Tumorigenesis is a complex process of accumulated alteration in function of multiple genes and pathways. Wnt signalling pathway is involved in various differentiation events during embryonic development and is conserved in various species.
A multicentre collaborative initiative is undertaken to study the occurrence, prognosis and molecular mechanism of HNSCC (Head and Neck Squamous Cell Carcinoma) which is highly prevalent in eastern parts of India. From a large cohort of HNSCC tissue repository, 67 cases were selected for multi-parametric investigation.

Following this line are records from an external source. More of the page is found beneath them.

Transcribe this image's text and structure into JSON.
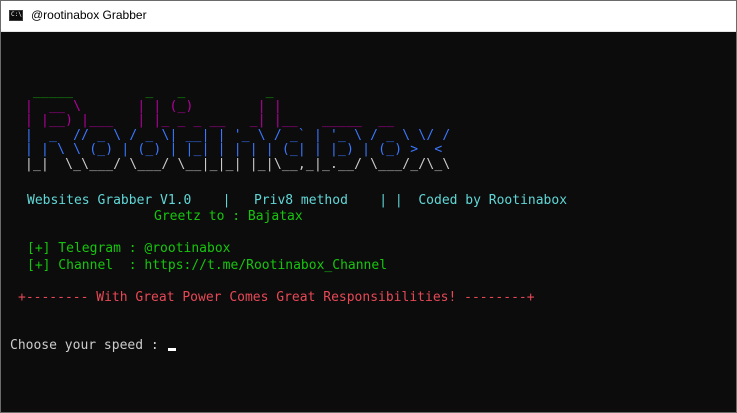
{
  "window": {
    "title": "@rootinabox Grabber",
    "icon_label": "C:\\."
  },
  "banner": {
    "lines": [
      {
        "text": " _____         _   _          _",
        "color": "#13a10e"
      },
      {
        "text": "|  __ \\       | | (_)        | |",
        "color": "#b4009e"
      },
      {
        "text": "| |__) |___   | |_ _ _ __   _| |__   _____  __",
        "color": "#b4009e"
      },
      {
        "text": "|  _  // _ \\ / _ \\| __| | '_ \\ / _` | '_ \\ / _ \\ \\/ /",
        "color": "#3b78ff"
      },
      {
        "text": "| | \\ \\ (_) | (_) | |_| | | | | (_| | |_) | (_) >  <",
        "color": "#3b78ff"
      },
      {
        "text": "|_|  \\_\\___/ \\___/ \\__|_|_| |_|\\__,_|_.__/ \\___/_/\\_\\",
        "color": "#cccccc"
      }
    ]
  },
  "info": {
    "line1": "Websites Grabber V1.0    |   Priv8 method    | |  Coded by Rootinabox",
    "line1_color": "#61d6d6",
    "line2": "Greetz to : Bajatax",
    "line2_color": "#16c60c"
  },
  "links": {
    "telegram": "[+] Telegram : @rootinabox",
    "channel": "[+] Channel  : https://t.me/Rootinabox_Channel",
    "color": "#16c60c"
  },
  "motto": {
    "text": "+-------- With Great Power Comes Great Responsibilities! --------+",
    "color": "#e74856"
  },
  "prompt": {
    "text": "Choose your speed : ",
    "color": "#cccccc"
  }
}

67 cases showed stable β-catenin expression. We have seen correlation, if any, of the transcription factor - β-catenin, telomere maintenance and shelterin complex proteins - TRF2, Rap1 and hTert with respect to tumor differentiation and telomere dysfunction. Immunohistochemistry of β-catenin protein showed stable and high expression in tumor when compared to stroma. MDSCC (Moderately Differentiated Squamous cell carcinoma) cases expressed nuclear expression of β-catenin in invasive fronts and showed increased genomic instability. Higher frequency of Anaphase bridges was observed ranging from <3% in normal cut margin to 13% in WDSCC (Well differentiated squamous cell carcinoma) and 18% in MDSCC (Moderately differentiated Squamous cell carcinoma). There was significant decrease in telomere length in MDSCC (<4) when compared to the normal cut margin samples (<7). Quantitative Real Time-PCR confirmed a significant correlationship between stable β-catenin expression and poor clinical and pathological outcome.
The Stabilisation and accumulation of β-catenin was significant and correlated well with de-differentiation process as well as prognosis and therapy outcome of the patients in the cohort. Expression status of molecular markers such as β-catenin, hTert, TRF2 and RAP1 correlate significantly with the process of tumorigenesis and prognosis and may play a role in therapeutic management of Head and neck patients.